Quel a été le meilleur match des Bleus à cette Coupe du monde ?
Le Brésil (1-0, quart de finale). C'était un match avec beaucoup d'intelligence tactique, de patience, du jeu, une grande réflexion. C'est le comportement-clef dans un grand événement : trouver le moment juste pour faire les choses.
Pourquoi la France n'a-t-elle pas gagné le tournoi ?
Chacun a sa petite idée. La mienne ? Vous ne l'aurez pas, ce n'est pas le moment.
Sur un autre sujet, qu'avez-vous pensé des déclarations de José Mourinho sur le fait que Claude Makelele était un esclave ?
Mourinho ne doit pas savoir ce que c'est que l'esclavagisme. S'il compare la situation de Makelele à de l'esclavagisme, il faut l'excuser, c'est qu'il ne sait pas de quoi il s'agit.
Il n'est pas plus bête qu'un autre, c'est une façon de provoquer...
Je ne pense pas. Parfois, on dit des choses parce "c'est permis". Ce n'est pas une question d'être bête ou pas bête. Ce n'est pas clair pour lui. Il ne sait pas ce qu'il y a derrière ce mot, il ne fait pas attention. Il veut peut-être choquer plus qu'autre chose, mais ce n'est pas un terme adapté.
Sur le fond, que pensez-vous de la situation de Claude Makelele ?

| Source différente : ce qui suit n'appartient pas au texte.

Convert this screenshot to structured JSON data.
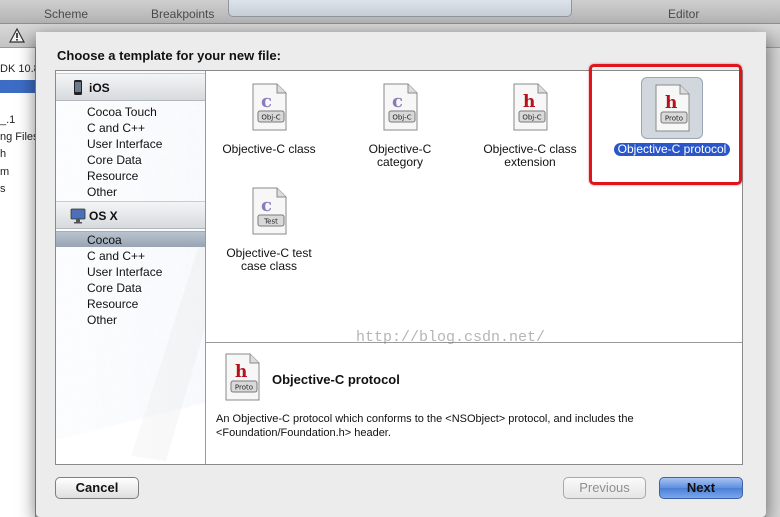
{
  "toolbar": {
    "scheme_label": "Scheme",
    "breakpoints_label": "Breakpoints",
    "editor_label": "Editor"
  },
  "sidebar_fragments": [
    "DK 10.8",
    "_.1",
    "ng Files",
    "h",
    "m",
    "s"
  ],
  "dialog": {
    "title": "Choose a template for your new file:",
    "groups": [
      {
        "label": "iOS",
        "icon": "iphone-icon",
        "items": [
          "Cocoa Touch",
          "C and C++",
          "User Interface",
          "Core Data",
          "Resource",
          "Other"
        ]
      },
      {
        "label": "OS X",
        "icon": "mac-icon",
        "items": [
          "Cocoa",
          "C and C++",
          "User Interface",
          "Core Data",
          "Resource",
          "Other"
        ]
      }
    ],
    "selected_category": "Cocoa",
    "templates": [
      {
        "label_line1": "Objective-C class",
        "label_line2": "",
        "badge": "Obj-C",
        "letter": ""
      },
      {
        "label_line1": "Objective-C",
        "label_line2": "category",
        "badge": "Obj-C",
        "letter": ""
      },
      {
        "label_line1": "Objective-C class",
        "label_line2": "extension",
        "badge": "Obj-C",
        "letter": "h"
      },
      {
        "label_line1": "Objective-C protocol",
        "label_line2": "",
        "badge": "Proto",
        "letter": "h"
      },
      {
        "label_line1": "Objective-C test",
        "label_line2": "case class",
        "badge": "Test",
        "letter": ""
      }
    ],
    "selected_template": "Objective-C protocol",
    "description": {
      "title": "Objective-C protocol",
      "badge": "Proto",
      "letter": "h",
      "text_line1": "An Objective-C protocol which conforms to the <NSObject> protocol, and includes the",
      "text_line2": "<Foundation/Foundation.h> header."
    },
    "buttons": {
      "cancel": "Cancel",
      "previous": "Previous",
      "next": "Next"
    }
  },
  "watermark": "http://blog.csdn.net/",
  "colors": {
    "selection_blue": "#2956c8",
    "highlight_red": "#e0141b",
    "letter_red": "#b3121a"
  }
}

Elle est claire. Je suis content qu'il soit là, sur le terrain et puis voilà. Le sélectionneur a fait le même choix qu'avec moi (en août 2005). Il a l'arme du règlement à sa disposition, je ne sais pas si c'est une bonne chose ou pas. Chacun prend ses responsabilités.
Et vous, vous êtes heureux d'être là ?
Complètement. Cette fois je n'y étais pas obligé.
Jusqu'à quand ?
Je m'arrêterai quand quelqu'un me dira gentiment que d'autres sont meilleurs que moi.»